ここまで見てきた狂歌家の風の詞書は、尚古などの同じ歌と比べると短く端折ってあるケースがあった。舌先の歌や、風鈴の歌がそうだった。風鈴の歌では、風鈴につるしてある短冊に近江八景が描いてあるという重要な情報が狂歌家の風の詞書に無かったために解釈に苦労した。何らかの事情で、詞書を短くしなければならなかったのだろう。うなつき女夫の回で、貞国が「祝してよ」あるいは「祝してたべ」と乞われて歌を詠んだという長い詞書の例を見た。この毘沙門の歌も、何かそういう事情があったのではないか。絵があったのか、誰かが持っていた小さな毘沙門天像があったのか、今のところはそのように想像しておこう。
残念ながら、三日前に参拝した緑井の毘沙門さんと貞国の歌との関連は見つけられなかった。しかし、広島で毘沙門堂は他には聞いたことがなく、絶対違うとも言い切れない。貞国の歌についてはこれぐらいであるが、今回初寅祭を参拝するにあたって、狂歌江都名所図会にある正伝寺毘沙門堂の狂歌(挿絵の歌はこちら)を予習した。毘沙門を詠んだ三十二首の中から少し紹介してみよう。
首ふりてかはねはきかぬうなゐ子にこまる張子のとらの縁日 柳園光糸
縁日の寅の威をかる狐つきいかておとすや毘沙門の所化 松代 桃樹園仙齢
「買わねば聞かぬうなゐ子に」は今でもありそうな光景だ。毘沙門天のお使いは虎と百足(むかで)、緑井の毘沙門堂でも鐘にムカデが入っていて、御朱印にもムカデの印があった。
狂歌を読んでみると芝金杉にある正伝寺の毘沙門堂では百足小判というお守りを売っていたこともあり、虎よりもムカデの歌の方が目立つ。

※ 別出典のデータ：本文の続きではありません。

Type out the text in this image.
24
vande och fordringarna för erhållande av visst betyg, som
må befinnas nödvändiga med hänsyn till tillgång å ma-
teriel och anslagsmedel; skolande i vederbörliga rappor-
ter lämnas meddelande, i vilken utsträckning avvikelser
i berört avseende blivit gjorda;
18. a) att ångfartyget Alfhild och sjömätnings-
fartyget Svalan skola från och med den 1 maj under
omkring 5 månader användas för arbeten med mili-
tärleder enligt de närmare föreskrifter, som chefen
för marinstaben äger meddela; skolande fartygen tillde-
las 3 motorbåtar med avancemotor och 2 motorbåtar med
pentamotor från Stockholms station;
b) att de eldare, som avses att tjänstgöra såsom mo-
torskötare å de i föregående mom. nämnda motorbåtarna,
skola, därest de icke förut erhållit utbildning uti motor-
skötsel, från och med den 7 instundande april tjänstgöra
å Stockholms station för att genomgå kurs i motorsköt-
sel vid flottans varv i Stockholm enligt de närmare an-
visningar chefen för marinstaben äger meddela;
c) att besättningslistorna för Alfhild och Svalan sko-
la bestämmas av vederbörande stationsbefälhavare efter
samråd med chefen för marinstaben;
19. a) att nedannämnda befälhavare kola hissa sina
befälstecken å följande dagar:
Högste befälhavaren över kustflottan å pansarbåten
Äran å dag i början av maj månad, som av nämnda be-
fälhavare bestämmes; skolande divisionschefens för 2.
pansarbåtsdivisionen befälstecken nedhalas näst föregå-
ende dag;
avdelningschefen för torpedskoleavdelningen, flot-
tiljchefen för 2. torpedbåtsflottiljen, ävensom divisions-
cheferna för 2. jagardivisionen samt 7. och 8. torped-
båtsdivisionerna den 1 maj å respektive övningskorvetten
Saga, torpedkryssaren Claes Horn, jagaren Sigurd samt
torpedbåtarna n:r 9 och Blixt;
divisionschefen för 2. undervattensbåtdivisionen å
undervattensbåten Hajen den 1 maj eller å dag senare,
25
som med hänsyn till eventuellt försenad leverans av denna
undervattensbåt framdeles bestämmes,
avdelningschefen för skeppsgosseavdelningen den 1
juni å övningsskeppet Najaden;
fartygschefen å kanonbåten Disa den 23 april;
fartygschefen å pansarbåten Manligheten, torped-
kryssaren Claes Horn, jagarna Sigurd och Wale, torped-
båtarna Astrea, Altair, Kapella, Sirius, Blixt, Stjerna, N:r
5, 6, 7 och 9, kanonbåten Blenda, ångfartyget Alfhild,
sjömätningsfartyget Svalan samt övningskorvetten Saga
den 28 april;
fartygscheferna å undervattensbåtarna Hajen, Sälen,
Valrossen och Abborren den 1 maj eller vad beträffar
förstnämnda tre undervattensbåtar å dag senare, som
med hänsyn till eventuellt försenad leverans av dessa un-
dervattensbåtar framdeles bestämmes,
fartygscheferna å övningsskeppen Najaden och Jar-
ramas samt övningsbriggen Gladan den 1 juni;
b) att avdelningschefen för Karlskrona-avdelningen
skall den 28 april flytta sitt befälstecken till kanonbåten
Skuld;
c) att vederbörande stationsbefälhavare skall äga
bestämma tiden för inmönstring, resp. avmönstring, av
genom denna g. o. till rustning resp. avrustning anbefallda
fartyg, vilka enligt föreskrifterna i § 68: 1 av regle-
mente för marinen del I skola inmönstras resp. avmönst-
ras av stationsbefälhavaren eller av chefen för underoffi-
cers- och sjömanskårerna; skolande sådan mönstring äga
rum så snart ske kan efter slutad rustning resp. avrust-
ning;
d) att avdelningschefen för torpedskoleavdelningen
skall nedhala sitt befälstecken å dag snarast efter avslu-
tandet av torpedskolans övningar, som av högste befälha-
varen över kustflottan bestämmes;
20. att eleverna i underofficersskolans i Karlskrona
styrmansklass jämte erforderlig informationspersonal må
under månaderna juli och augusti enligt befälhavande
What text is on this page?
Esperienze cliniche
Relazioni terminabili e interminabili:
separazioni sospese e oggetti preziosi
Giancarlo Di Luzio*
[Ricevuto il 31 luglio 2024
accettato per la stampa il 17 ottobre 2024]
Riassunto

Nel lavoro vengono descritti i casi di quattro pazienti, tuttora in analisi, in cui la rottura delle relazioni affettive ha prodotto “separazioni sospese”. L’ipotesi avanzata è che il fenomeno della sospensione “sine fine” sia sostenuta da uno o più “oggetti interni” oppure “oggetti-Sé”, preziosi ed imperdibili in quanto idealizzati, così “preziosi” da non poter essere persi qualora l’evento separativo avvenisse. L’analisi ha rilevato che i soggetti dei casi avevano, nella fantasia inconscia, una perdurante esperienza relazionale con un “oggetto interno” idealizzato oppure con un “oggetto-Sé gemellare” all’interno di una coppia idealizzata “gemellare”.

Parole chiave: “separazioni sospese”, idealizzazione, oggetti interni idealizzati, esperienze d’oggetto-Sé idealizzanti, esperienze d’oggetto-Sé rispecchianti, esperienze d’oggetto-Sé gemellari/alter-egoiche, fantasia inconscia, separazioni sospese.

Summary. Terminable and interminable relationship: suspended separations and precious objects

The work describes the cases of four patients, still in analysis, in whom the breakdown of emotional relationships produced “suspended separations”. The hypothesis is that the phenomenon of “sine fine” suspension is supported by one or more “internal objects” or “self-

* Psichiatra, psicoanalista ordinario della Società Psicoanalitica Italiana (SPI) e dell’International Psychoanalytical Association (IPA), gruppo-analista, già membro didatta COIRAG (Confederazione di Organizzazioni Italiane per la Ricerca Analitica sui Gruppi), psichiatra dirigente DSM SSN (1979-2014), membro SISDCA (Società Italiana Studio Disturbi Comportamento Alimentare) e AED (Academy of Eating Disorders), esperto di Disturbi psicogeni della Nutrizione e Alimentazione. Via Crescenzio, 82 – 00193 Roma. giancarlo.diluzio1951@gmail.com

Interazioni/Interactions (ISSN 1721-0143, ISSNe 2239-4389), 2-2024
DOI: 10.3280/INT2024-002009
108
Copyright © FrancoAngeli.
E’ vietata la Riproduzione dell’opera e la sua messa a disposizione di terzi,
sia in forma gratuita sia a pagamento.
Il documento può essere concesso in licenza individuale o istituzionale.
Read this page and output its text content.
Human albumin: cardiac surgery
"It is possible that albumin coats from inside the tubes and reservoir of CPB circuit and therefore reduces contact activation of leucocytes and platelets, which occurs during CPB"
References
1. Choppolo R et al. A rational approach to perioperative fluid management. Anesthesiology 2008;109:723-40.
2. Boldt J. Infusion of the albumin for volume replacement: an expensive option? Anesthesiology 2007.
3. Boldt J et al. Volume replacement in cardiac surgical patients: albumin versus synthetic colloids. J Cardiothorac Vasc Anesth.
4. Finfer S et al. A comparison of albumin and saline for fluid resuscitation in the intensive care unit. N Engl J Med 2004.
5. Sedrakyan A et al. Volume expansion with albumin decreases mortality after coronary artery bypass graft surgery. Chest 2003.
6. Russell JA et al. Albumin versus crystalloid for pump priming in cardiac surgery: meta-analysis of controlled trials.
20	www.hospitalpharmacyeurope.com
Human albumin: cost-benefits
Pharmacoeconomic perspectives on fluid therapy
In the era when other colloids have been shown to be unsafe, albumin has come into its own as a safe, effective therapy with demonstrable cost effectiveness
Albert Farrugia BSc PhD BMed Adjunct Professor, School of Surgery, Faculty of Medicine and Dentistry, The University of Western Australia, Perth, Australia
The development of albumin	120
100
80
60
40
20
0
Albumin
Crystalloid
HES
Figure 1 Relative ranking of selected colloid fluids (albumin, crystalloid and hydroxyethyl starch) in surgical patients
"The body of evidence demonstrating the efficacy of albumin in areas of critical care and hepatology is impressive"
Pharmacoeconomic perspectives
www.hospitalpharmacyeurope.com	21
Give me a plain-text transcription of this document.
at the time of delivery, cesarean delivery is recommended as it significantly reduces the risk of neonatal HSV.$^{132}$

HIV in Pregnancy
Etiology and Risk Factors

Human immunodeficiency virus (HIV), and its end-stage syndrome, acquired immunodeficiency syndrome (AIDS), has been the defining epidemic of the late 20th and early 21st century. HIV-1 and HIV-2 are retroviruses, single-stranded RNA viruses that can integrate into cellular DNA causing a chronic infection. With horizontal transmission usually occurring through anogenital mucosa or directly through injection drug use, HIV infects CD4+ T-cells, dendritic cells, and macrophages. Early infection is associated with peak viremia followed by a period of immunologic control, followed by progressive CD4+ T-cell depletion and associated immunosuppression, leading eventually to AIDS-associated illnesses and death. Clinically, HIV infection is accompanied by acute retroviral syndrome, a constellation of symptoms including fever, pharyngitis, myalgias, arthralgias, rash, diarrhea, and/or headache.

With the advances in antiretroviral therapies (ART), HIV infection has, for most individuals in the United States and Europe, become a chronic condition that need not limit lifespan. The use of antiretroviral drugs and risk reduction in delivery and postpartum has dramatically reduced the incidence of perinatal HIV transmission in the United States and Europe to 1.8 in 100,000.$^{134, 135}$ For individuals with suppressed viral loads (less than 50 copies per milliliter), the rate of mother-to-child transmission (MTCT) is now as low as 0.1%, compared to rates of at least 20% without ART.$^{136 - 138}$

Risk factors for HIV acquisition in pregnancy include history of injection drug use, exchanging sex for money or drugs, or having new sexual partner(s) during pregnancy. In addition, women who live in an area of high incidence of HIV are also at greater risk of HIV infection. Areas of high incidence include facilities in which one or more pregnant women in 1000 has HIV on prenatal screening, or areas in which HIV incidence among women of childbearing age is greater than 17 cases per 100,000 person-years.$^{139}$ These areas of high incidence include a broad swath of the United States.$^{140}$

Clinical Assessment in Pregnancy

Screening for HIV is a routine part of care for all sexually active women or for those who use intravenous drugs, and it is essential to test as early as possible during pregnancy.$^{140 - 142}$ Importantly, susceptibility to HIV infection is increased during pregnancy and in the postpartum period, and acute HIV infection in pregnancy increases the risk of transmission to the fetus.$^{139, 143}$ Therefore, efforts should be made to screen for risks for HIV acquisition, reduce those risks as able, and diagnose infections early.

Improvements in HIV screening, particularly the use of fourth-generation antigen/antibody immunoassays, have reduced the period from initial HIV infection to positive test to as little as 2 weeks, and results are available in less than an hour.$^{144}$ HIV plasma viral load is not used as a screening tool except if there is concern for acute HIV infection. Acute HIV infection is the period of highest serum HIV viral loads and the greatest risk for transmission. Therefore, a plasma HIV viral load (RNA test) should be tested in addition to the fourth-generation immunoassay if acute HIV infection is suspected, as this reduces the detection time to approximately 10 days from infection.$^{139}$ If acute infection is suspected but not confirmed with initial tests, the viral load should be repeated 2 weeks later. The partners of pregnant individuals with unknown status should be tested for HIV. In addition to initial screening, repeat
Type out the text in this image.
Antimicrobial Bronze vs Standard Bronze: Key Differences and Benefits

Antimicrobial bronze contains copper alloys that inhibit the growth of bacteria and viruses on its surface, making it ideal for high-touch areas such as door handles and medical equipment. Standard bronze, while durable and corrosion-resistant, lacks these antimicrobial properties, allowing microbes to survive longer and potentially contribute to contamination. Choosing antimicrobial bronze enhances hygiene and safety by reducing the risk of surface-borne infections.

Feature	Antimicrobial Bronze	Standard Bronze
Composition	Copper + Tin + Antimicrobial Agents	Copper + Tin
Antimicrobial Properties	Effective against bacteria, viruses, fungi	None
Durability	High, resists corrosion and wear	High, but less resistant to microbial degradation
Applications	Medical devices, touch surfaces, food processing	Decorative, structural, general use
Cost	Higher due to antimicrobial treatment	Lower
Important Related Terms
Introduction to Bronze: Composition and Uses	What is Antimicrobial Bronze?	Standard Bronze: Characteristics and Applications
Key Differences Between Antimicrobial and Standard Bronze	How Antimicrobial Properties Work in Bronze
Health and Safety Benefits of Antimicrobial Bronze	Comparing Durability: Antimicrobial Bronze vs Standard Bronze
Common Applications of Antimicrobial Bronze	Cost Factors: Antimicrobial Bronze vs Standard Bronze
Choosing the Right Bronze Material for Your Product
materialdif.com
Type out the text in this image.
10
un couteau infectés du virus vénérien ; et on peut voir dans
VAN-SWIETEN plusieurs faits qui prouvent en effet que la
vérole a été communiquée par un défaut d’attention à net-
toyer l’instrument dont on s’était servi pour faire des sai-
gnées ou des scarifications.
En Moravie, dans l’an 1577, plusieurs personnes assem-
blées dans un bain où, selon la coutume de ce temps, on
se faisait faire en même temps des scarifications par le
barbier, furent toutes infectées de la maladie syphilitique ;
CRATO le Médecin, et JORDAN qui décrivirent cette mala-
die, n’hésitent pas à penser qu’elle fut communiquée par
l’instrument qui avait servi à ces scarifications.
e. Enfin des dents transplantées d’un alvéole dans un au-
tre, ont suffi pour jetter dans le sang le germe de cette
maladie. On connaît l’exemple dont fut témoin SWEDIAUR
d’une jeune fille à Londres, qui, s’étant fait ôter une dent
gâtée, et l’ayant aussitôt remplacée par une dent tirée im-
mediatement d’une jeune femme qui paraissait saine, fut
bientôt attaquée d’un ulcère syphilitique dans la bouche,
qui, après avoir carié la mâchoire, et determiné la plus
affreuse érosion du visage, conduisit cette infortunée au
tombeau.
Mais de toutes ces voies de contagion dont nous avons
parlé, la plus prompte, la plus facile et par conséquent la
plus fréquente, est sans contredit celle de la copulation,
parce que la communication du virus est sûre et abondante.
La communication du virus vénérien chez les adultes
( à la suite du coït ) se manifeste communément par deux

油とるむかで小判の御初穂で常燈明もあくる毘沙門 異龍軒愛成
毘沙門でうける小判も名にしおう百足に似たる金杉のはし 富梁軒幸成
大名も毘沙門前を行列に百足のあしを見する金杉 長鶴亭白喜
大名も毘沙門前を行列に百足のあしを見する金杉 長鶴亭白喜
つかはぬか宝なりとて毘沙門の縁日に賣る百足小判か 柏の舎
お金のことをお足と言ったことから、足がたくさんあるムカデは縁起物だったのだろう。狂歌ならありそうな人を刺す歌は一つもない。この百足小判を財布の中に入れておくと金運アップの御利益があったそうだ。ネットで毘沙門天を検索すると、人々に福徳を与えることから、また江戸時代以降は勝負事の神様として人気があったと出てくる。たしかに上杉謙信のお話などでは、毘沙門天イコール戦いの神様だけれど、この三十二首の中に戦い、勝負事の歌は一首もなく、福徳が出てくる歌がわずかに一首だ。緑井の毘沙門さんも商売人に人気で明治の時代には終夜可部線の臨時列車が出ていたということをみても、やはりムカデのお足から連想される金運の面が大きかったようだ。この江戸の正伝寺は金杉という地名もポイントアップというところだろうか。福徳の一首ものせておこう。
毘沙門へ下したまへと福徳をねかふも乞喰松屋横丁 外道
また、京都鞍馬の毘沙門天は火打石を売っていたということで、その関連の歌もある。
火打石出る鞍馬に引かへて附木をそ賣る金杉毘沙門 尚丸
初寅に毘沙門天のそなへものきよむ火打のいしと金杉 仙齢
こうしてみると、初寅の縁日の歌には、張り子の虎、百足小判、火打石、そして虎の威を借る狐の面など、様々なアイテムが詠まれていて、その中でも百足の歌が目を引いた。縁語が得意の貞国の歌に何も出てこないということは、やはり絵か何かを見て詠んだのだろうか。